Na początek września Radomiak Radom wybrał się do Boguchwały na ligowy mecze ze Stalą Stalowa Wola. W tym pojedynku podopieczni Dariusza Banasika chcieli przerwać złą passę w wyjazdowych potyczkach, bowiem w trzech meczach tego sezonu rozgrywanych na obiektach rywali radomianie zdobyli zaledwie trzy punkty pokonując w Chorzowie miejscowy Ruch, a tak przegrali w Grudziądzu i Katowicach.
Mecz w Boguchwale Radomiak rozpoczął w niemal identycznym zestawieniu co ostatnią ligową potyczkę ze Zniczem Pruszków. W wyjściowym składzie doszło tylko do jedne zmiany. Lekko kontuzjowanego Leandro zastąpił Portugalczyk Bruno Luz, a Brazylijczyk zasiadł na ławce rezerwowych.
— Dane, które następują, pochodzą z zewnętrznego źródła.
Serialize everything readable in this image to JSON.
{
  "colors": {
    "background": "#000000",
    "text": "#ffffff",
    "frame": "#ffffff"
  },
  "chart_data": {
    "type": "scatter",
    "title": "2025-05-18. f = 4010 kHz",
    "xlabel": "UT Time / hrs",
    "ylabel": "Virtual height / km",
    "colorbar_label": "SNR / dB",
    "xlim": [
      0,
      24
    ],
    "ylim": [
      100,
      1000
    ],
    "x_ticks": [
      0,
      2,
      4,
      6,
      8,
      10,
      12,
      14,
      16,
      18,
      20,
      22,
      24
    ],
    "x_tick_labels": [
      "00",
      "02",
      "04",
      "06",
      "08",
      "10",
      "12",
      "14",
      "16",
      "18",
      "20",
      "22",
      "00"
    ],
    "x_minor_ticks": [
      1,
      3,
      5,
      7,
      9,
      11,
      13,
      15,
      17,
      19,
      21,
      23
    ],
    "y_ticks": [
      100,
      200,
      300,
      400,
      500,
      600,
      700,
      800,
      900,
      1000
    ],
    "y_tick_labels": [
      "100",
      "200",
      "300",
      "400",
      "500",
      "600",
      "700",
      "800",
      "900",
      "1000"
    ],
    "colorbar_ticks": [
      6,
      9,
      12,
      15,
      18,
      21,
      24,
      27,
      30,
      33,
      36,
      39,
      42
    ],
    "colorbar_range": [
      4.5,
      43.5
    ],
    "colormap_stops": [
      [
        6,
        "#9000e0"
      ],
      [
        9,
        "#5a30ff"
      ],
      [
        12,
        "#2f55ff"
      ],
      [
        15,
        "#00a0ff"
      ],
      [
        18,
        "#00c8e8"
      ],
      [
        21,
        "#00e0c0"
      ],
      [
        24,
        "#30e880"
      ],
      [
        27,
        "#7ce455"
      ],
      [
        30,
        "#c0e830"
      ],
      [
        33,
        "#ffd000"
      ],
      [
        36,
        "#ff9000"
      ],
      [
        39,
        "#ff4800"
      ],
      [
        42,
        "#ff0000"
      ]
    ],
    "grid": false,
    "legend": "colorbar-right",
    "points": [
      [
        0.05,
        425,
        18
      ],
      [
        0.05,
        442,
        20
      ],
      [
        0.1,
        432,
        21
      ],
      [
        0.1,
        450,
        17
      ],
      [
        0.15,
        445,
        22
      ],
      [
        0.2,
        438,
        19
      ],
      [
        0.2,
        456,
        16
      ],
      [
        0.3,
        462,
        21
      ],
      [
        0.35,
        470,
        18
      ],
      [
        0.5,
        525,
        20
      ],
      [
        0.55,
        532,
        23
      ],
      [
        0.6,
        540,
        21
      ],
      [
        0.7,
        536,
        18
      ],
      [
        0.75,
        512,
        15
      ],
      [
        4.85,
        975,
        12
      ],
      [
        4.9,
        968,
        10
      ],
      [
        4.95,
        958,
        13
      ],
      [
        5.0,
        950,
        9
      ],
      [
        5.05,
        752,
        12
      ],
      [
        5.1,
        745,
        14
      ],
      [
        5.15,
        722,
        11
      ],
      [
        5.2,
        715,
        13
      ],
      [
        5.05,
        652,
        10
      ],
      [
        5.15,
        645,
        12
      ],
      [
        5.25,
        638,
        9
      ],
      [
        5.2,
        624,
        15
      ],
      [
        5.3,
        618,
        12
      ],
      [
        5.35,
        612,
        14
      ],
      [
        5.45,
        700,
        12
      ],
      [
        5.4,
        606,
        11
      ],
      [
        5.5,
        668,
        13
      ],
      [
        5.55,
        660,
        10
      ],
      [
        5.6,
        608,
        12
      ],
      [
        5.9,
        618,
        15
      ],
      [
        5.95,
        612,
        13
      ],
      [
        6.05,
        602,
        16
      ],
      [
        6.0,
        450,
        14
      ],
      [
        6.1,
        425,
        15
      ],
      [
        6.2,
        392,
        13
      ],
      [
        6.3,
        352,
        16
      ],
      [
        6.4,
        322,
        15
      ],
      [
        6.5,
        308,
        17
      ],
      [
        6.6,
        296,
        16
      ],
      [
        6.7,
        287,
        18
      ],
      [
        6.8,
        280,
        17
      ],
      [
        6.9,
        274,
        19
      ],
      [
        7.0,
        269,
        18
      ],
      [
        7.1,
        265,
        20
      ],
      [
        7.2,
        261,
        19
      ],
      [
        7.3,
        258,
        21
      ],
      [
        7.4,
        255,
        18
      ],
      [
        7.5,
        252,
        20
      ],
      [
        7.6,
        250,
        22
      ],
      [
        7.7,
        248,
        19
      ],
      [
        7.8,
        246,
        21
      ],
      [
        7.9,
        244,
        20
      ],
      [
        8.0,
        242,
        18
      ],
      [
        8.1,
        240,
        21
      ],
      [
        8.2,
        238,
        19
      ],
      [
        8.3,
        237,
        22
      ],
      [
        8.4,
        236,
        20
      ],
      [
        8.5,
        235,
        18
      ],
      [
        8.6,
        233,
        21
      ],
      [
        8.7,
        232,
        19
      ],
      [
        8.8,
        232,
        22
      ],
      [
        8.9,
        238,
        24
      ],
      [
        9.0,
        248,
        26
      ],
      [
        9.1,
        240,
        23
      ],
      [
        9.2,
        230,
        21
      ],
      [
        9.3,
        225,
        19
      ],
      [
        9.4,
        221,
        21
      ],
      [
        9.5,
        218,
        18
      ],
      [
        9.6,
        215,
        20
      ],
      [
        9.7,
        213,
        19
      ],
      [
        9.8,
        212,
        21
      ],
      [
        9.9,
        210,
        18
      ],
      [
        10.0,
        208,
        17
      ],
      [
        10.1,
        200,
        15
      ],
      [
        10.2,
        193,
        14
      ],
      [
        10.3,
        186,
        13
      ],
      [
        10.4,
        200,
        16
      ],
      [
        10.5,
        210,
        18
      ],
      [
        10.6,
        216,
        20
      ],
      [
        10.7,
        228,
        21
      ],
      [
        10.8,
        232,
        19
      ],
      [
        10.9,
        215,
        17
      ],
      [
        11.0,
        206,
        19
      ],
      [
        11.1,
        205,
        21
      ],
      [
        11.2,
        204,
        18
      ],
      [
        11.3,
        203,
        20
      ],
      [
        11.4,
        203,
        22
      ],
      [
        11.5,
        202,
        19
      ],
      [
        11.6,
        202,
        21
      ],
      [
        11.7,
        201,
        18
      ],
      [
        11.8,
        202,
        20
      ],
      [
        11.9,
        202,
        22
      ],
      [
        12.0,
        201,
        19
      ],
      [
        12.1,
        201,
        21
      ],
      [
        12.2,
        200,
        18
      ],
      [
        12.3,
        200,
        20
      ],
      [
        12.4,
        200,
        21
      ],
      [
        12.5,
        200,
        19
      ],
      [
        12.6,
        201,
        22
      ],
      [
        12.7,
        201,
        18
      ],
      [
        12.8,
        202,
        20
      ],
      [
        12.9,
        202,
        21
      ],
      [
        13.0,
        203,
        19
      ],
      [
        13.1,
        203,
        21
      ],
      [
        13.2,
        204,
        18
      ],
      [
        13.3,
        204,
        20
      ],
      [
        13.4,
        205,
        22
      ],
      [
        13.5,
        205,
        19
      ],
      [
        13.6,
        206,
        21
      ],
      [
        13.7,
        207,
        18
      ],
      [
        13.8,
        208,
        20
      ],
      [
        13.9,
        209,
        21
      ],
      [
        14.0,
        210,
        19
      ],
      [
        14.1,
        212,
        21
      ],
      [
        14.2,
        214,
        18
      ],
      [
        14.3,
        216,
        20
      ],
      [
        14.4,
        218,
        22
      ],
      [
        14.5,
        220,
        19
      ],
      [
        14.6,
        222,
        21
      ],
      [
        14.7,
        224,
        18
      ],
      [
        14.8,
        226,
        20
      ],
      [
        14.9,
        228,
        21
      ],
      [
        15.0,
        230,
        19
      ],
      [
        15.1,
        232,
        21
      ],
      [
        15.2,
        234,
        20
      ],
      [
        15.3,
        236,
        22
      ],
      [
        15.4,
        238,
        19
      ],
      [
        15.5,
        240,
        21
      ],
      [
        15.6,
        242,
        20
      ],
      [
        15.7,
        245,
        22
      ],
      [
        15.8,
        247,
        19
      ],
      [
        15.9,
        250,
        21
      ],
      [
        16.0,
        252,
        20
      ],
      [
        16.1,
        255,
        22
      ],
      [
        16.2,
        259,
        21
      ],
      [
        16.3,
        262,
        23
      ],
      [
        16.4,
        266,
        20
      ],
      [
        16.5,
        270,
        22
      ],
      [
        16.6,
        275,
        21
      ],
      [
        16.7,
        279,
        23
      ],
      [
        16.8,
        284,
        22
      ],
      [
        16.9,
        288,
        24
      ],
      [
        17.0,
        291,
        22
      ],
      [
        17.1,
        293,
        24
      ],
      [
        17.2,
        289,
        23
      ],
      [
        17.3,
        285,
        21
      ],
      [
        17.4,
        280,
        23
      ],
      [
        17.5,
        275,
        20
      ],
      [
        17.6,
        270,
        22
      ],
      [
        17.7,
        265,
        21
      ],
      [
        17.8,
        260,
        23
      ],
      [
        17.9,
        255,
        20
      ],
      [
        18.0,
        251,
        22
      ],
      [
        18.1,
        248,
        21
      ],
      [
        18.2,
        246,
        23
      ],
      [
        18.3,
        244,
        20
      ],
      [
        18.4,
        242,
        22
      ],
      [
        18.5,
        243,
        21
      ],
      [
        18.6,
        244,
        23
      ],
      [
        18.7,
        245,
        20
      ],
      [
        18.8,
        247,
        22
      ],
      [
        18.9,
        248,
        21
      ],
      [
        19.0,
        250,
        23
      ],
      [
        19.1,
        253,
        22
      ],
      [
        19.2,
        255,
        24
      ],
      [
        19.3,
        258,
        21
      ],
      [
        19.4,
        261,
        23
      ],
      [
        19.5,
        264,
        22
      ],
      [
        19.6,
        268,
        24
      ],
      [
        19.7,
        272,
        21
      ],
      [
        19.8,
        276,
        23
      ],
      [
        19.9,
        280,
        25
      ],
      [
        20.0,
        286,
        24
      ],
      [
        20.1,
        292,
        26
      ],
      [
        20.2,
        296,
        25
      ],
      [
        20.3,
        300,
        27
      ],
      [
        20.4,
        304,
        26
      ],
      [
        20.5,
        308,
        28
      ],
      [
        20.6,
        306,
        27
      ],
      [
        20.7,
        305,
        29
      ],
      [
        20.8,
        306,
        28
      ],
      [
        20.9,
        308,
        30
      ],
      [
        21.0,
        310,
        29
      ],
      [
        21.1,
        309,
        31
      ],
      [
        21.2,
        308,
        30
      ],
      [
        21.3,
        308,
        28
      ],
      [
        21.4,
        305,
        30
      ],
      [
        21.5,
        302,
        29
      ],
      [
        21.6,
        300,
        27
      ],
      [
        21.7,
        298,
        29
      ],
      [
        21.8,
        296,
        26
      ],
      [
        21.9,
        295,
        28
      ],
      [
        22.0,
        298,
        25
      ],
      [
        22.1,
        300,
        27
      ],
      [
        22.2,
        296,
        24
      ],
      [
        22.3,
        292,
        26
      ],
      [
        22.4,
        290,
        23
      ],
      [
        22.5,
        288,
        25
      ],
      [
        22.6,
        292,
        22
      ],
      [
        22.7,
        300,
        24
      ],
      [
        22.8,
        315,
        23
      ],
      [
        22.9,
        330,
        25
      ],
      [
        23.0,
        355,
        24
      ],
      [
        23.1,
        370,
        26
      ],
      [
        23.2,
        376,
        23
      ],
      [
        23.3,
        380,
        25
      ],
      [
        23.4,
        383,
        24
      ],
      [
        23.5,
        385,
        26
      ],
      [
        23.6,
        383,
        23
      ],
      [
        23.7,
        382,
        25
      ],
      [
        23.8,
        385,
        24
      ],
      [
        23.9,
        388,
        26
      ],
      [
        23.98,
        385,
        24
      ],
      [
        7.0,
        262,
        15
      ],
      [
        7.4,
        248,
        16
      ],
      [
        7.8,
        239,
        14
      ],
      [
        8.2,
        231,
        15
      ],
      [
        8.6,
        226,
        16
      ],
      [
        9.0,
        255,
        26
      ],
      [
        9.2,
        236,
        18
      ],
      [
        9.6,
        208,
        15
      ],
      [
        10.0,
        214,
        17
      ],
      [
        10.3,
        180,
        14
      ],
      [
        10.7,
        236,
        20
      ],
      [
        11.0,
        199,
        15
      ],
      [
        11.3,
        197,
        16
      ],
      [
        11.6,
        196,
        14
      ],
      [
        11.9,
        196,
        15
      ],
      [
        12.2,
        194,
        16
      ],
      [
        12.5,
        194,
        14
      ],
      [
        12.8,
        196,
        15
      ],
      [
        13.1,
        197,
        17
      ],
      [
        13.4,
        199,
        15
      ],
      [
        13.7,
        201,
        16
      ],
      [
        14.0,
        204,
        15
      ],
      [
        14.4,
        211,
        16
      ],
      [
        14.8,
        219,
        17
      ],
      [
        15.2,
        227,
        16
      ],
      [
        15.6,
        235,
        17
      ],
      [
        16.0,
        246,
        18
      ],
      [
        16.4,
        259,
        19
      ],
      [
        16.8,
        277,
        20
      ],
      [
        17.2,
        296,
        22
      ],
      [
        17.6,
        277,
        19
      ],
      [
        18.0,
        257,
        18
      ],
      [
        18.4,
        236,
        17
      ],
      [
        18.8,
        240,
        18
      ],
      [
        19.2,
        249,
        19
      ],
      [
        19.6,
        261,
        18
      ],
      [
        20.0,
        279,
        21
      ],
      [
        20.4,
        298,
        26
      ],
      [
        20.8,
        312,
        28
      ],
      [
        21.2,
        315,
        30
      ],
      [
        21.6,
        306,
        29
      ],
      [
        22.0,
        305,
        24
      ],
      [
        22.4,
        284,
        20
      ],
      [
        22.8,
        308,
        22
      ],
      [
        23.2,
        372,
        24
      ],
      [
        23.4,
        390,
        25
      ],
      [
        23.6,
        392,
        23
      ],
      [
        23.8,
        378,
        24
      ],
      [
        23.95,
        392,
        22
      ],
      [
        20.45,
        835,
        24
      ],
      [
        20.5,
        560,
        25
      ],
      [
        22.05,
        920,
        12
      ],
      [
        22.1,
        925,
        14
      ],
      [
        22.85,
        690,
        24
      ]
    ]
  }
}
http://www.cozadzien.pl/sport/stal-stalowa-wola-radomiak-radom-relacja-live/49956
Początek meczu nie stał na najwyższym poziomie. W pierwszych 20 minutach byliśmy świadkami walki w środku pola i sporej liczby wybić piłki poza plac gry. Stal szukała swoich szans ze stałych fragmentów gry. Już w 9. minucie tuż przed radomskim polem karnym faulowany był Adrian Dziubiński, a strzał Bartosza Sobotki obronił Artur Haluch. W kolejnych fragmentach pierwszej połowy inicjatywę zaczęli przejmować radomianie. W ciągu zaledwie kilkudziesięciu sekund "Zieloni" stworzyli sobie dwie dogodne okazje do strzelenia gola. Najpierw sytuacji sam na sam z bramkarzem nie wykorzystał Patryk Mikita, a po chwili kapitalne uderzenie Rafała Makowskiego obronił Dorian Frątczak. Stal odpowiedziała dobrym strzałem Dziubińskiego z rzutu wolnego, ale ponownie na posterunku był Artur Haluch. Kilka chwil później były napastnik Broni trafił do radomskiej bramki, ale na szczęście sędzia dopatrzył się spalonego. Po pierwszych 45 minutach w meczu Stali z Radomiakiem był remis 0:0.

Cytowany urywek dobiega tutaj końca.